L'histoire :
Kino, pêcheur de perles miséreux, vit avec sa femme Juana et son très jeune fils Coyotito, dans une hutte du littoral mexicain. La journée, il s’éloigne un peu en barque, puis plonge en apnée en se lestant d’une pierre pour atteindre les fonds marins, où il « cueille » au couteau de quoi assurer une maigre subsistance à sa famille. Ils vivent très modestement, mais cela leur suffit apparemment pour être heureux. Or un jour, un scorpion grimpe au plafond de la hutte, descend depuis les cordes jusqu’au berceau de Coyoyito et plante son dard dans l’épaule du bébé. L’enfant réveille ses parents avec ses pleurs. Kino tue aussitôt ce maudit insecte et il emmène sa petite famille dès l’aube, afin de consulter un docteur. Le fils du médecin les accueille sur le perron de leur villa cossue. Il répond aux indiens que le médecin n’est pas là. Car il sait que les indiens n’auront pas un centime pour le payer. Et son père, occupé à petit-déjeuner goulument dans une pièce du fond est bien d’accord avec cette manière de voir les choses. Kino s’en retourne à sa hutte en ayant compris qu’il lui faut de l’argent pour soigner son fils. Il décide alors d’aller aussitôt pêcher des perles parmi les plus belles et de les vendre. Il sait où l’on trouve les plus belles, ces perles ont fait jadis la fortune du roi d’Espagne…

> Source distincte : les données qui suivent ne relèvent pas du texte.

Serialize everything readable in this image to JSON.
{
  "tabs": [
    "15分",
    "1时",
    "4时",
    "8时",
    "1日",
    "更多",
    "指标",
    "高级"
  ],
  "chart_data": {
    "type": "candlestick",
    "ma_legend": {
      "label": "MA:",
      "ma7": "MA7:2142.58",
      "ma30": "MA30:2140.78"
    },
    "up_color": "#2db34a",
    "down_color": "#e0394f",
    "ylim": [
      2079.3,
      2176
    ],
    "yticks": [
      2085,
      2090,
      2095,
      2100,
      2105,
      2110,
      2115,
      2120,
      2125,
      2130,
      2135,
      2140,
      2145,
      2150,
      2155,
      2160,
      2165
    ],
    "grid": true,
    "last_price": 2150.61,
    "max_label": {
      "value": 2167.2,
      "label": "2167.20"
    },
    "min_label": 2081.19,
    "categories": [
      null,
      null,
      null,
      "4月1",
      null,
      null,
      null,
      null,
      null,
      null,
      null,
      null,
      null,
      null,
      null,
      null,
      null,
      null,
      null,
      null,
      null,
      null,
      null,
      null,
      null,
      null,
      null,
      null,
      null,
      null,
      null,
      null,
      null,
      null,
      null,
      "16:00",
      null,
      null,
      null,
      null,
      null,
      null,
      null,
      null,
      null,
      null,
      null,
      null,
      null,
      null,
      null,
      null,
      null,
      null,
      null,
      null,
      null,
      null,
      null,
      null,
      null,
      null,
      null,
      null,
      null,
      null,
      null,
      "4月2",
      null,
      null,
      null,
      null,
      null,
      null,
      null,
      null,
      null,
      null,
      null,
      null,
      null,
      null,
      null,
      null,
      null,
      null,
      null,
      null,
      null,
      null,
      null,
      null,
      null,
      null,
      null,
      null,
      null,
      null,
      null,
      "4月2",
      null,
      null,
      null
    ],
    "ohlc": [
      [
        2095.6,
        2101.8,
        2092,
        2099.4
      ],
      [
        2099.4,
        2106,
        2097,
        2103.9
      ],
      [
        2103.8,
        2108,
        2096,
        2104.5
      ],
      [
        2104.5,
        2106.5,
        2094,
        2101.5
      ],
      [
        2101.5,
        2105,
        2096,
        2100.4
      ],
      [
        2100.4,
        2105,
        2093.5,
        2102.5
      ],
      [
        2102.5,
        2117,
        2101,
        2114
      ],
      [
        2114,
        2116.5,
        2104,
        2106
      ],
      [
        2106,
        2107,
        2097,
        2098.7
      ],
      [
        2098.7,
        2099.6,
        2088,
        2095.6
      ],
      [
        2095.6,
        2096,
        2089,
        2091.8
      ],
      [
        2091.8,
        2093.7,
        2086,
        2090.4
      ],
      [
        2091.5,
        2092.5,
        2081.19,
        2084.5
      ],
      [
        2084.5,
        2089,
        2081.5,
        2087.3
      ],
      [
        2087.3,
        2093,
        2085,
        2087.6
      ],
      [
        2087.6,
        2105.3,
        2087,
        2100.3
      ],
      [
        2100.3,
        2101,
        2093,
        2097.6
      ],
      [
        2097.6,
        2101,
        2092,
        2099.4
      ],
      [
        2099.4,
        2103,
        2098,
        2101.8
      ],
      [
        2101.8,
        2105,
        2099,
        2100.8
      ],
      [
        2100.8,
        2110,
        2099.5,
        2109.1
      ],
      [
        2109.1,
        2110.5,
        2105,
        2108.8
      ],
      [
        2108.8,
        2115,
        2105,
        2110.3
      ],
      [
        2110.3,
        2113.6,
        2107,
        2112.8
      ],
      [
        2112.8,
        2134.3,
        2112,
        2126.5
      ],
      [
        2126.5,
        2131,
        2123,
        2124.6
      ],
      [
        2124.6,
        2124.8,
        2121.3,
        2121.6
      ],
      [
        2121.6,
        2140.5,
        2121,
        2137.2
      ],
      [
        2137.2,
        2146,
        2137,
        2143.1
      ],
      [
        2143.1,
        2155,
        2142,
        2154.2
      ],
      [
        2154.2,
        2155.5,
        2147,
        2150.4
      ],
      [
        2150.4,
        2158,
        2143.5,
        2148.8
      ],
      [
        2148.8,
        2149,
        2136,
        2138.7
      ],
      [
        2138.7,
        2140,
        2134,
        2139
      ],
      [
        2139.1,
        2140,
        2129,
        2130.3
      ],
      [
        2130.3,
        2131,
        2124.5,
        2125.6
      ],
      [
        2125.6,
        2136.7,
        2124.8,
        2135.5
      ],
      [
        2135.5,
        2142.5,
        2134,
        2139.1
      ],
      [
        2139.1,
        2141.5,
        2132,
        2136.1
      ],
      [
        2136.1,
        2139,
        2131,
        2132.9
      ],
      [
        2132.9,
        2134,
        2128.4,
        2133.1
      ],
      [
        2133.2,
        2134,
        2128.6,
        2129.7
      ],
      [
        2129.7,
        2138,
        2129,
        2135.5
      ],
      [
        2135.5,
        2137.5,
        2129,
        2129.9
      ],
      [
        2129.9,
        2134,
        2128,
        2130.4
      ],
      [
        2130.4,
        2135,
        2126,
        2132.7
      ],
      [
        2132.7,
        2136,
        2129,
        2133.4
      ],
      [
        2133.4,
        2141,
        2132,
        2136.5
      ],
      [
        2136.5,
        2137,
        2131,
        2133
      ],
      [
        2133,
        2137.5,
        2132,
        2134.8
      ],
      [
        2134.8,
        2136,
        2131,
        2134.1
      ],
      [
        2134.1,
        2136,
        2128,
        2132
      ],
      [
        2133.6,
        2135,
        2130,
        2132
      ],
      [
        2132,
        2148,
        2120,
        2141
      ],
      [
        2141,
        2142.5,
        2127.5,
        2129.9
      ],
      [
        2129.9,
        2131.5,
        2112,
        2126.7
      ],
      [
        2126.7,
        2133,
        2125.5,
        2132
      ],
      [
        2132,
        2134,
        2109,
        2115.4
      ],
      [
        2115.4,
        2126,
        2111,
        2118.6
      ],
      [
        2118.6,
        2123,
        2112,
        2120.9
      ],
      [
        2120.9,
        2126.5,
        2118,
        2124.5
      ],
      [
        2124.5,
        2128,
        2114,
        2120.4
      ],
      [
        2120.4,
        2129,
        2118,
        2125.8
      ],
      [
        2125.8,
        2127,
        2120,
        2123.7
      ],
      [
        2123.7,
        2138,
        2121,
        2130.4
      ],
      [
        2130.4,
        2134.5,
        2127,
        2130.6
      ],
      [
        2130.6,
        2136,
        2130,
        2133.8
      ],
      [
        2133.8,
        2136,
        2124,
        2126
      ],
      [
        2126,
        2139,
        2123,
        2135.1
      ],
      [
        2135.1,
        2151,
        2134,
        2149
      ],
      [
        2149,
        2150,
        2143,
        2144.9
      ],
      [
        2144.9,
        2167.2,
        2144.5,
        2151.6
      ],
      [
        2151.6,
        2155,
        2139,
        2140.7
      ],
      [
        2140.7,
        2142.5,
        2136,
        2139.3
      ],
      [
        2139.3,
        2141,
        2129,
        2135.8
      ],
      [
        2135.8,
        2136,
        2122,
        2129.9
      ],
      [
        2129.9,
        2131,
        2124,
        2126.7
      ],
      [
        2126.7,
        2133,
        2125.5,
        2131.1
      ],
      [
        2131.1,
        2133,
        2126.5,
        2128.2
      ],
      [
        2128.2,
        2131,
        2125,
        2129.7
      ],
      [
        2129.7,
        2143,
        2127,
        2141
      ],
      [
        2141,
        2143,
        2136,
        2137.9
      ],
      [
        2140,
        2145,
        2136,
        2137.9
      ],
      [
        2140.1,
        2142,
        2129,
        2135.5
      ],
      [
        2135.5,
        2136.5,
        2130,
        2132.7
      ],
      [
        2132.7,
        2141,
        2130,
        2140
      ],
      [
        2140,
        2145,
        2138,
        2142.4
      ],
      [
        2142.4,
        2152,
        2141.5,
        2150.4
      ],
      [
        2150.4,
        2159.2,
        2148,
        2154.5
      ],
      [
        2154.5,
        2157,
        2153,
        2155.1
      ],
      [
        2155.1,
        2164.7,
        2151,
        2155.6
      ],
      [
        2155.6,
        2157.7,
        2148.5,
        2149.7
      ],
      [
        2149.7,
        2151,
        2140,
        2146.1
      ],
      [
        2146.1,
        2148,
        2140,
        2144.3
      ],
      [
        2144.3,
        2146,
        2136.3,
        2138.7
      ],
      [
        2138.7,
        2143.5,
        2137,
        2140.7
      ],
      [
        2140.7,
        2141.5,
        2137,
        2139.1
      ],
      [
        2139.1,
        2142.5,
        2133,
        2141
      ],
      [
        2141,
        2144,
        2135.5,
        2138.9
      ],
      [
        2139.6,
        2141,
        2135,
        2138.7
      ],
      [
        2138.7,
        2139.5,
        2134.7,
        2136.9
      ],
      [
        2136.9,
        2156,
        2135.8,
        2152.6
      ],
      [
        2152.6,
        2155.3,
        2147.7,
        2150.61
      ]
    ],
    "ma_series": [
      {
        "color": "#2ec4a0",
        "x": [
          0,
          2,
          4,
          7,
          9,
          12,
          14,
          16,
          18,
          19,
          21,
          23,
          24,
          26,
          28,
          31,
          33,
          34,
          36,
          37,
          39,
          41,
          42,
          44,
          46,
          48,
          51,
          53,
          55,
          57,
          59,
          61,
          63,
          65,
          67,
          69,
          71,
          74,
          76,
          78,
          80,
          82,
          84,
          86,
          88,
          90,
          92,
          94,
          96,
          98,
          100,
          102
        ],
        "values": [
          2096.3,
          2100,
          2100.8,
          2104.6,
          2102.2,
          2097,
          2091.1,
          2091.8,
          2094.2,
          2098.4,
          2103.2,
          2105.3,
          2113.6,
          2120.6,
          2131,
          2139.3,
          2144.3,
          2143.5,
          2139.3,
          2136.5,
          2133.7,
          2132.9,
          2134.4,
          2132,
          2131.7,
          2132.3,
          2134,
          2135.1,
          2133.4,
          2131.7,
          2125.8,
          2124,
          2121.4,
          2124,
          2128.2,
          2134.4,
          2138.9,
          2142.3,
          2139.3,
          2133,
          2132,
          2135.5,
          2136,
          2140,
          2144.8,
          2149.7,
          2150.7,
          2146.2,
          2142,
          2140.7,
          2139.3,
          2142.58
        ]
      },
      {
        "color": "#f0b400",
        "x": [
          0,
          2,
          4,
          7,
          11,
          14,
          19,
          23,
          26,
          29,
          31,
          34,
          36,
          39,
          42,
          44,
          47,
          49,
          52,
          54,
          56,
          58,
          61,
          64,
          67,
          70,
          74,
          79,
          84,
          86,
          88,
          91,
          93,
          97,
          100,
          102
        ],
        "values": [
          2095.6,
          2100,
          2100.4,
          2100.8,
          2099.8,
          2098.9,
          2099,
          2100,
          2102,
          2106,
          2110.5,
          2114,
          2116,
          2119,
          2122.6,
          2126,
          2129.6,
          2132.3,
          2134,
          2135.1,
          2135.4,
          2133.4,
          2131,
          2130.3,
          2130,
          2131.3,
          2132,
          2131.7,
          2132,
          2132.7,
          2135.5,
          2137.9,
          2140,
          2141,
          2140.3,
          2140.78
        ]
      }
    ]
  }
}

Ce qu'on en pense sur la planète BD :
En tant qu’auteur complet – c’est assez rare pour être souligné ! – Jean-Luc Cornette adapte ici un roman court de John Steinbeck (publié en 1947). La tragédie qui arrive à ce pêcheur de perles est à aborder comme une fable, une parabole lourde de sens. Au premier degré, on peut y voir une leçon sur la cupidité : l’argent ne fait pas le bonheur. Le malheur qui frappe Kino, par le truchement d’une richesse aussi soudaine que basique (une perle est une bête sphère) est à rapprocher de celui qui frappe le bushman du film Les dieux sont tombés sur la tête, lorsque son village ne parvient pas à gérer un outil trop convoité (une bouteille de coca vide). Mais la morale cynique de La perle cerne aussi l’inamovible et injuste répartition de l’humanité en castes ; ou encore le rapport douloureux entre la pulsion de la révolution et la résignation imposée. Et pourtant, à chaque instant, chaque lecteur comprendra et soutiendra les décisions que prend notre pêcheur face à la cruauté de son destin et de sa condition. Etayé par un dessin stylisé, simple, anguleux et complété par une colorisation en aplats, Cornette utilise une narration largement muette, ce qui renforce la dimension universelle de la parabole. A défaut d’atteindre des sommets artistiques, la lisibilité est optimale et la fable éloquente rappelle le génie de Steinbeck.